Malay Woven Textiles: The Beauty of a Classic Art Form is a long study on woven textiles in Nusantara (the Malay world), intended to supplement the work of foreign scholars and earlier commentators. More recently, a number of local studies have appeared, including Norwani Mohd. Nawawi’s Songket Malaysia (1989) and Grace Silvanayagam’s Songket (1990). The author, too, has published analysis of songket, batik and tekat in her book Reka Bentuk Kraf Tangan Melayu Tradisi (1986). Each of these works is, however, limited to the description of textiles from the Malay Penisula.
In Malay Woven Textiles: The Beauty of a Classic Art Form, the author is concerned with a variety of forms of textiles and with the Malay world as a whole. The author’s understanding of the term “the Malay world” is not constrained by current political boundaries. Rather, the author seeks to work within an anthropological framework and incorporate the additional data provided by literary texts and ethnography. In the author’s opinion, similarities in form and materials employed are sufficient to create a unified culture area. Koentjara-ningrat suggests that the existence of a related group of cultural traits is the fundamental criterion for the establishment of a culture area or region.
Malay woven textiles are categorized as arts and crafts produced by men to fulfil their lives. The art of textiles has long evolved through culture, concurrent with the cultural development of a certain group in this Malay world. Textiles are refined art and intriguing especially where the design and weave structure are concerned. Its beauty has been used numerous times in Malay poems and proverbs. And most of these poems have elevated the image of textiles as beauty bore from emotions and thoughts through the weaving metaphor.
Textiles are one of the handicrafts which we human beings have invented to enrich our lives. Historically, textiles have developed in parallel to the other facets of human culture. Woven textiles are an integral part of Malay culture and one indication of the sophistication of our people.
In the study of the development of textiles, we shall learn of the many similarities to be found between the various types of cloth produced in the Malay world. We shall sometimes see, too, that the same term, for example, kain Bugis is used from one end of the region to the other.
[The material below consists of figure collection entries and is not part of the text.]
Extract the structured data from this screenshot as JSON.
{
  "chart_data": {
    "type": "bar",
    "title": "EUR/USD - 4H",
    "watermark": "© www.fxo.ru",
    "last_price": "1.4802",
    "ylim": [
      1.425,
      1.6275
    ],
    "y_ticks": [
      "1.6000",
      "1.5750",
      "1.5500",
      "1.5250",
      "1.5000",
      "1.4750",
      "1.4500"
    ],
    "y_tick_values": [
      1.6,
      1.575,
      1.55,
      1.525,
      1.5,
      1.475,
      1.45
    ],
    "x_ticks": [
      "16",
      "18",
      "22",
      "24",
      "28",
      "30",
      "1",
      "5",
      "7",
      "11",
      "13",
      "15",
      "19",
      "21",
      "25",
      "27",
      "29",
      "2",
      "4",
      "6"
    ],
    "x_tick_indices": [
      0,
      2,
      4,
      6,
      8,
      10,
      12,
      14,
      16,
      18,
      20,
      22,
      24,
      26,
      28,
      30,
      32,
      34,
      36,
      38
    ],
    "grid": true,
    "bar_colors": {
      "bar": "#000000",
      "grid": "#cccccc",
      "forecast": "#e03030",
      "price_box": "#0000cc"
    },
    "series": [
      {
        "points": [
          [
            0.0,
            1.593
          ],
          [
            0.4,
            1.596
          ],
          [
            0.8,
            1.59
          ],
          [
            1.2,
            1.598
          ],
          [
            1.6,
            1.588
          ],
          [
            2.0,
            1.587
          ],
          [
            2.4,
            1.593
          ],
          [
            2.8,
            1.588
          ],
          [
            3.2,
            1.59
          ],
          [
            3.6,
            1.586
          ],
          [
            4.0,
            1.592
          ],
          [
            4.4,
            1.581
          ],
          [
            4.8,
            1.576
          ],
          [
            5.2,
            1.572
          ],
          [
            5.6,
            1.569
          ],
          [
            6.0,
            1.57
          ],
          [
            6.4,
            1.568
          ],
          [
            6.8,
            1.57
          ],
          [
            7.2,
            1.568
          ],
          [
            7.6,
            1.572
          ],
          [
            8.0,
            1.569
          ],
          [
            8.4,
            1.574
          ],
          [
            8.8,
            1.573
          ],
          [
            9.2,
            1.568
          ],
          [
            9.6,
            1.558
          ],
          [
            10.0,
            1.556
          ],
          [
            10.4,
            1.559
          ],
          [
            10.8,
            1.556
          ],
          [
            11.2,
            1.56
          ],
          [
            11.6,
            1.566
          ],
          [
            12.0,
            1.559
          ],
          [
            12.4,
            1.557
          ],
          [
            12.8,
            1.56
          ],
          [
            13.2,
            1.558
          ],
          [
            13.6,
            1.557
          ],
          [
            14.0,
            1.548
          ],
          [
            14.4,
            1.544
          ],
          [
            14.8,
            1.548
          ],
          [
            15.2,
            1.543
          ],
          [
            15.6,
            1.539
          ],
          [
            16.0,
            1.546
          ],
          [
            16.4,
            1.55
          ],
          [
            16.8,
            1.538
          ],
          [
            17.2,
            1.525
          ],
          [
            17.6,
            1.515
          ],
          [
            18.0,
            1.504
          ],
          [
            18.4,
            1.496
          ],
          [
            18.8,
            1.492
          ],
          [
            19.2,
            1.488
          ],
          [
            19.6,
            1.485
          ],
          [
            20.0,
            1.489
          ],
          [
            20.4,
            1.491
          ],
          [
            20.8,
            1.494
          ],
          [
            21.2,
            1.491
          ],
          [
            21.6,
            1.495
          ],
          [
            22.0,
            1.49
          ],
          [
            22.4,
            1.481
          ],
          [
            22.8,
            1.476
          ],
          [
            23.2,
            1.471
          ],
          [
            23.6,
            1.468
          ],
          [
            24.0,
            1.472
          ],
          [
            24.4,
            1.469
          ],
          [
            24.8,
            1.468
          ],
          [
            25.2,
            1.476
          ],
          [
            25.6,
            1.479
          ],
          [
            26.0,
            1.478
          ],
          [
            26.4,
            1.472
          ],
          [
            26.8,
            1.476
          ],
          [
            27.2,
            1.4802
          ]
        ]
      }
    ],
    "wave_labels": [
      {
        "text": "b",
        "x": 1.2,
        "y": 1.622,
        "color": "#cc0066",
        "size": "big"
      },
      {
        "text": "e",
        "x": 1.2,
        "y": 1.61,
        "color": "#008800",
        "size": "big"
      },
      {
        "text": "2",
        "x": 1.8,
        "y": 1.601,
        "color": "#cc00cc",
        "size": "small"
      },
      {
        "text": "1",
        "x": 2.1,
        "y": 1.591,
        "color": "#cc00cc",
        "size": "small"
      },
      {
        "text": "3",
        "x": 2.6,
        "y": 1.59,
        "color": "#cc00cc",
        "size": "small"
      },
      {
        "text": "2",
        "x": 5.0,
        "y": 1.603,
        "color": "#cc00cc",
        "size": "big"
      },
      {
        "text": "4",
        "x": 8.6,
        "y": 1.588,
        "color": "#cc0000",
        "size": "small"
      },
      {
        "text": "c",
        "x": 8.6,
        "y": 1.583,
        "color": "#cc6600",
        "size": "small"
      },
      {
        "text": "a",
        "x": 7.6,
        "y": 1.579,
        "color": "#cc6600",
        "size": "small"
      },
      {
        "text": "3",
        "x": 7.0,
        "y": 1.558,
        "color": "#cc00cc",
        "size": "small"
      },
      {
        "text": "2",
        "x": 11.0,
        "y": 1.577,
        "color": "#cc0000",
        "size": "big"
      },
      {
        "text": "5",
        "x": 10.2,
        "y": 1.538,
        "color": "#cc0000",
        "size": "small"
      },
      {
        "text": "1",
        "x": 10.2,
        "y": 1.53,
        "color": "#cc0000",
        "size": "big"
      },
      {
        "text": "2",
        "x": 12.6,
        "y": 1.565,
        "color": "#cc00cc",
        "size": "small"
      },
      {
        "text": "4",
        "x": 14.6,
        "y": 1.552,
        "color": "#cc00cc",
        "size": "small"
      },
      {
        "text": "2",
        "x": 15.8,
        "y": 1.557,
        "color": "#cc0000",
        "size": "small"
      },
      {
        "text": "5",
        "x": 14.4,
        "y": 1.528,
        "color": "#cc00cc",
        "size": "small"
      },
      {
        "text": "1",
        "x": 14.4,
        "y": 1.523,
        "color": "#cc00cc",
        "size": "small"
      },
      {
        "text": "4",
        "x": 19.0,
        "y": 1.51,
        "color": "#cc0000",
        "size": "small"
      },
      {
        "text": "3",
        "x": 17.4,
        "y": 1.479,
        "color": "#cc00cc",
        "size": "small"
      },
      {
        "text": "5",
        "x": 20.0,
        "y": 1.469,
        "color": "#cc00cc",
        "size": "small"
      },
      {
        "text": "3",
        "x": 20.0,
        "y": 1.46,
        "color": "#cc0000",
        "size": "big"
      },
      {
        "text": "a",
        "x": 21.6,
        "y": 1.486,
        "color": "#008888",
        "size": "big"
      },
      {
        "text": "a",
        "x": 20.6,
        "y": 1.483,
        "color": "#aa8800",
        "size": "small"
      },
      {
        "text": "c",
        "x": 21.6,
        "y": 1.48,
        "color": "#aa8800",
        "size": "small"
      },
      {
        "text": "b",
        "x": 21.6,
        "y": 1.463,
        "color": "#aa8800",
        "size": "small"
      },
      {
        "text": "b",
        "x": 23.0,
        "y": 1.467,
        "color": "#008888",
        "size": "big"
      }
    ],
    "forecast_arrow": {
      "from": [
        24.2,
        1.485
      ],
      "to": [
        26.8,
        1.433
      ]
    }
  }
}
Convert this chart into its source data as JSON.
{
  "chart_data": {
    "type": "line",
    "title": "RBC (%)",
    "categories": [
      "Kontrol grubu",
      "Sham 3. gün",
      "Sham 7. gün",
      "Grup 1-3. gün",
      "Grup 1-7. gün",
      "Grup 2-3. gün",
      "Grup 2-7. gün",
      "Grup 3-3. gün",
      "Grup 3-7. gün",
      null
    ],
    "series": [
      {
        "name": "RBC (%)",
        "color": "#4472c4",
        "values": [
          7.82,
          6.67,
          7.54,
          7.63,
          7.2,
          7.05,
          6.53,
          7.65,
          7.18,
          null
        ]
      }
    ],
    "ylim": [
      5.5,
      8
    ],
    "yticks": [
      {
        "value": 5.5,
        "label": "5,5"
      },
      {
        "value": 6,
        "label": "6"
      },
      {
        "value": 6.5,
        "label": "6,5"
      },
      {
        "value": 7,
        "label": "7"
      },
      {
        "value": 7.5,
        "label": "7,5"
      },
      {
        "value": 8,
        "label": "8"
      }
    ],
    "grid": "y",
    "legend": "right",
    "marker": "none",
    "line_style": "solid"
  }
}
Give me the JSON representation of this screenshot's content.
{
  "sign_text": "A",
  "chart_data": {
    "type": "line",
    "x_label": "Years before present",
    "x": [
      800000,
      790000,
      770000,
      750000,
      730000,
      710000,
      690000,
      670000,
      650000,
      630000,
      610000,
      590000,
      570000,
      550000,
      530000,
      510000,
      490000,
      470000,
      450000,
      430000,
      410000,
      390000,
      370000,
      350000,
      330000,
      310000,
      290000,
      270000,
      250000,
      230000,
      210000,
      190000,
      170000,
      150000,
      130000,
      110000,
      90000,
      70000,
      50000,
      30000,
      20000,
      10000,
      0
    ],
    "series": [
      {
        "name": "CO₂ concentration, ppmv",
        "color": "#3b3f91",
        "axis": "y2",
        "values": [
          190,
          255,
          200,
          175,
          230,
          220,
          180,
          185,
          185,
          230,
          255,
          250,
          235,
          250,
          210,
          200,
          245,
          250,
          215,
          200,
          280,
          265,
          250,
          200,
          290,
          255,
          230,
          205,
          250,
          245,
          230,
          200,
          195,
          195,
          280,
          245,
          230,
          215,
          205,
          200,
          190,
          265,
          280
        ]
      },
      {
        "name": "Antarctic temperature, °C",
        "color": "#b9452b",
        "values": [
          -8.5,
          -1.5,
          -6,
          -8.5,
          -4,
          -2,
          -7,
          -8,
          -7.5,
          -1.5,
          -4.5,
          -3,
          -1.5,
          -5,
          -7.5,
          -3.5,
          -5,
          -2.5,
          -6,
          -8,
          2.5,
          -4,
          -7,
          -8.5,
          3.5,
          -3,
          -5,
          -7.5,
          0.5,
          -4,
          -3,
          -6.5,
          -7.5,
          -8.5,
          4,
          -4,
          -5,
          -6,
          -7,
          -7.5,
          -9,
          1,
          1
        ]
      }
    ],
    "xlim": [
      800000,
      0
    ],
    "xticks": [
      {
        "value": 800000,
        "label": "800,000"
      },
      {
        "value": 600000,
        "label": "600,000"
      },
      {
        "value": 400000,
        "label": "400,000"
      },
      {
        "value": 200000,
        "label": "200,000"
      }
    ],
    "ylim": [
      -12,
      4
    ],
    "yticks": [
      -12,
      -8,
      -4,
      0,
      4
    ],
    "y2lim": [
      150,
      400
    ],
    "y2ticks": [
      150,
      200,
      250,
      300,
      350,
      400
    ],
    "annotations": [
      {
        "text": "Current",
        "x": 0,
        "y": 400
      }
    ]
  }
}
The weaving of cotton into cloth has been practiced since the Dongson bronze era. The same techniques spread from the mainland of Southeast Asia throughout the archipelago and led to a single ikat style which is found to this day among the Iban and Bajau of Borneo, the Batak and Gayo of Sumatra, the Torajans of the Celebes, and the peoples of Sumba and Flores.
Cultural diffusion has also introduced strikingly different types of cloth from India, China and the Arab and Persian regions. These innovations spread through the coastal areas once ruled by the great empire of Sri Vijaya, including the Malay kingdoms of Palembang and Jambi, the Minangkabau region, Patani, Kelantan and Terengganu, as well as Pahang. The joint processes of historical evolution and cultural diffusion have created forms of cloth which are both attractive and distinctive parts of the Malay identity.
There is great beauty in these works, and many have been created for this purpose. Many of our traditional verse forms, such as the pantun and gurindam; describe the beauty of indigenous forms of textile. In this way, too, textiles contribute to the elegance of the Malay aesthetic sense.
Malay Woven Textiles: The Beauty of a Classic Art Form is divided into four chapters. Chapter 1 presents an introduction to textiles in general, to the methods of studying textiles, and to some previous studies of textiles from this region. Chapter 2 discusses the various types of cloth through reference to the materials used, techniques employed, and indigenous categories of classification. This chapter will make extensive use of literary texts and ethnographic data. Chapter 3 is more concerned with the processes of history and cultural diffusion. The chapter focuses on a range of practices including basic weaving, ikat, double ikat, kain songket, kain pelangi and kain telepuk. The aesthetics and functions of textiles form the focus of Chapter 4. Textiles are often worn as clothing, so it is impossible to avoid these pragmatic aspects of their use.
Through the brief exposure to woven textiles and a little of what has been written about them, it is the author’s sincere wish that all Malaysians might be encouraged to consider how best to balance the richness of our tradition against the urgency of the demands with which we are all faced.